# Новая сборка с gcc-4.1.1 и glibc-2.4  и ПОТЕРЯ по hdparm -T

## KosmiK

Воопщем сверхзасада такова.

На основе stage1-2006.1 и последнего portage 23 декабря я собрал gentoo(собирал при x86). Радость была не долгая. Когда я сделал hdparm -T /dev/hda я понял, что потерял 1Gb/sec при чтении с памяти. Тема повторилась даже при поднятии системы через chroot другой сборки (см. ниже).

На другом винте собрана система на основе stage1-2005.1 и portage марта сего года.

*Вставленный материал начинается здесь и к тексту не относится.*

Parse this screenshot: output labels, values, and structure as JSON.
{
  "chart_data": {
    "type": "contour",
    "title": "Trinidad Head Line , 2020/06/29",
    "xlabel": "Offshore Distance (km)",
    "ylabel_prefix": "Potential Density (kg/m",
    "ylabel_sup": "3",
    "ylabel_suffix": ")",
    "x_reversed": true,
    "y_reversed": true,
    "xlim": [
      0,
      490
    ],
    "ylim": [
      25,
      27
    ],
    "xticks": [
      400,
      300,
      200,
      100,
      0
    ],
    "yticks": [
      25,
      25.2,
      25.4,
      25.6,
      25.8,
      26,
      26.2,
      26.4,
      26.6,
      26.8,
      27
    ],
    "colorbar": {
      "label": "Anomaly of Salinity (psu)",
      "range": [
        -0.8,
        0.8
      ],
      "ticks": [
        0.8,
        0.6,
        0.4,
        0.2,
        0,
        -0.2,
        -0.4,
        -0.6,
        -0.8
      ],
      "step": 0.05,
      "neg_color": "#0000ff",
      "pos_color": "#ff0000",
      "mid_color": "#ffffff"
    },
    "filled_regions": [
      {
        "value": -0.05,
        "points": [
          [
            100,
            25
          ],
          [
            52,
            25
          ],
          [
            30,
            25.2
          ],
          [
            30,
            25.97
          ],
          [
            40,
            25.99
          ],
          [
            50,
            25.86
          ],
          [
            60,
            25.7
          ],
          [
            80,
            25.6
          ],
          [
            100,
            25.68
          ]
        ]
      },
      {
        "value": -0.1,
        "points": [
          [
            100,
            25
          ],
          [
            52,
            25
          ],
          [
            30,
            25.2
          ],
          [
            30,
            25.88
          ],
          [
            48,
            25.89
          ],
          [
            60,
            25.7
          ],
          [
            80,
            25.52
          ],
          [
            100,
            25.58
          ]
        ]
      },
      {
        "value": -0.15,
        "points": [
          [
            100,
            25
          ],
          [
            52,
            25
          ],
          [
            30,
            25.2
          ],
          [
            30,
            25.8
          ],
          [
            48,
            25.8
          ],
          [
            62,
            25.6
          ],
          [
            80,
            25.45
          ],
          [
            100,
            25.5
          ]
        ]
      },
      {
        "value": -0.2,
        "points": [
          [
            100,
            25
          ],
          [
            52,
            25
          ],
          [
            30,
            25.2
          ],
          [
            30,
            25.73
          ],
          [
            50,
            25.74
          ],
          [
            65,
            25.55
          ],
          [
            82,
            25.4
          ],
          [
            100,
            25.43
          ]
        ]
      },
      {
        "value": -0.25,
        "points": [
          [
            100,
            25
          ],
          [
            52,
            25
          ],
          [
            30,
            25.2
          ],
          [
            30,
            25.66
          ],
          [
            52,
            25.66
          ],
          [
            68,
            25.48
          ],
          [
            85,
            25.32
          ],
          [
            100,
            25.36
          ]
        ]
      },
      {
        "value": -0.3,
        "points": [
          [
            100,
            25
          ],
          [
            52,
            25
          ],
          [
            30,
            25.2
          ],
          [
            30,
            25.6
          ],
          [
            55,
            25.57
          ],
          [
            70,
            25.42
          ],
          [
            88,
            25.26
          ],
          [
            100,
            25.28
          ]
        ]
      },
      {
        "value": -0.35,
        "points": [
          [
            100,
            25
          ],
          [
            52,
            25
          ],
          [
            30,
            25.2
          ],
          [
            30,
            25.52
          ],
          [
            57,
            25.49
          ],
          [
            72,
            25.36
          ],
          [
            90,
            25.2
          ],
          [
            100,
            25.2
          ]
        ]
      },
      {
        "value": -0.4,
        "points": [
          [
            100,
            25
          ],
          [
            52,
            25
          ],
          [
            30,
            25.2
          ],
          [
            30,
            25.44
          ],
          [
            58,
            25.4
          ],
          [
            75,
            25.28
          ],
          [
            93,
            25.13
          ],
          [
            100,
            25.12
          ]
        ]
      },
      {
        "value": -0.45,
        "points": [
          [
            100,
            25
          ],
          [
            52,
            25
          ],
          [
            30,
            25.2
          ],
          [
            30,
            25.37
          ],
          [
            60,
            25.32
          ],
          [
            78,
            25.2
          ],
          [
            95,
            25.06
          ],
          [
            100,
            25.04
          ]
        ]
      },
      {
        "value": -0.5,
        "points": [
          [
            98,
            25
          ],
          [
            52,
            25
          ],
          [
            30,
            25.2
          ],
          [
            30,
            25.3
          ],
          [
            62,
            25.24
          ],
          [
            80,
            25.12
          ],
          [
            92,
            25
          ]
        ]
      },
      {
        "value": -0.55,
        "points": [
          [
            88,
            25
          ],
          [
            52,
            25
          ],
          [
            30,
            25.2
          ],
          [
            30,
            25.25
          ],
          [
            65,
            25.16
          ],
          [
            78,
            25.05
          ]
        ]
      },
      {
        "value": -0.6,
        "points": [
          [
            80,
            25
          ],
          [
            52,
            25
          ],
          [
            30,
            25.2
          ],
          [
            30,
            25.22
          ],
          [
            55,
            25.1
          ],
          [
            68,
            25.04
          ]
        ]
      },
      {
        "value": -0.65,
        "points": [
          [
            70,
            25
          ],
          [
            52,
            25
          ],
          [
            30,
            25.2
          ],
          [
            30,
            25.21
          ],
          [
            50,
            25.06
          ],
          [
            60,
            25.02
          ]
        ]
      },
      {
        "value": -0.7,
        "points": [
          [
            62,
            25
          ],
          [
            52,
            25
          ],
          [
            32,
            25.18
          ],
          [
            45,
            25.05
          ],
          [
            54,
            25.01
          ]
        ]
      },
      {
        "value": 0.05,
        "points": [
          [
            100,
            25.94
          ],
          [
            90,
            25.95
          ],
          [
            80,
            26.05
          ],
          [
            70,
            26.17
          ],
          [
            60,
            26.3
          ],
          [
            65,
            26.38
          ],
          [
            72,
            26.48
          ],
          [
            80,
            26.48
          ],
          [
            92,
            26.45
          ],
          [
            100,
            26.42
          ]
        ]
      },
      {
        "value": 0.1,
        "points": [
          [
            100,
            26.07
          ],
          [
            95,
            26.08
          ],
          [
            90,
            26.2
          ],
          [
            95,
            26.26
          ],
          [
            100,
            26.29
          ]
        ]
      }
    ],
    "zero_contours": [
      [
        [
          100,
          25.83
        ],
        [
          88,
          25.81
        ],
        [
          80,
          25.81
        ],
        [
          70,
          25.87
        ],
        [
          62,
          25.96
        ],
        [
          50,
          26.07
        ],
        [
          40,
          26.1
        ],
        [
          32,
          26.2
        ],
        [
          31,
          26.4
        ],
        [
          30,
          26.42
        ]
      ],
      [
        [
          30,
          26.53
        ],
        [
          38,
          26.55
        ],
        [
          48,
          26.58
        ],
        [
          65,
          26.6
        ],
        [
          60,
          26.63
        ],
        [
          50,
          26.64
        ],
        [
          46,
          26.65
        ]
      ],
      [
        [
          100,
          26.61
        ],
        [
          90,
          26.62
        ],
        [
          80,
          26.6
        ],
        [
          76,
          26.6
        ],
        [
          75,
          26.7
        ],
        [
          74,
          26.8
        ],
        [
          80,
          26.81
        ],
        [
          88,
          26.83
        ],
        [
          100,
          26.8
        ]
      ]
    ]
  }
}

hdparm -T /dev/hda  дает 1890MB/sec

А теперь вопрос. А какого фига и куда пропал гиг при чтении. ???

----------

## viy

а hdparm настраивался?

а что в /etc/conf.d/hdparm?

и что говорит rc-status default?

----------

## KosmiK

Все норм. -с3 -d1 воопщем не в этом дело. Бага возможно из-за стайджа. НЕ пойму я где, говно зарыто.   :Shocked:   :Shocked:   :Shocked: 

Я счас попытаюсь переделато на основе рабочей системы, с послед. переходом на новый glibc. Буду искать причину потери. Он ИМЕННО в новой сборке.!!   :Exclamation:   :Exclamation: 

http://gentoo.ru/node/5178

Глянь сдесь.

ПЛя.на gentoo.ru - одни олени  :Crying or Very sad: 

----------

## viy

Есть только 3 варианта:

сам hdparm (новая версия или новый gentoo-релиз);

glibc

ядро.

Я понял, что все тесты проводились на одном железе, так?..

----------

## KosmiK

Да. Тачка одна.

счас пересобрал через старый стейдж и новые порты glibc - вроде нет потерь.

Потом попробую проверить с 4 gcc/

Ядро - врядли. Мне интуицЫя (способность мозга жопой чуять) подсказывает, что засада в stage-2006.1

----------

## KosmiK

гагагагагг...

ахринеть

ВИноват таки HDPARM

а именно версия 6.9

даун на 6.3 все исправил

----------

## 046

Может тебе свою версию hdparm написать, которая будет ещё большие цифры выдавать? ))

Ты не думал что новая версия считает "правильнее" ?

----------

## KosmiK

Проблема в том, что я также тестил под off'topic'ом. И тестил в в десятках предыдущих сборках. И неужто ты думаешь, что фдруК, так реззко гига улетела.  :Question:   :Evil or Very Mad: 

 *Quote:*   

> Ты не думал что новая версия считает "правильнее" 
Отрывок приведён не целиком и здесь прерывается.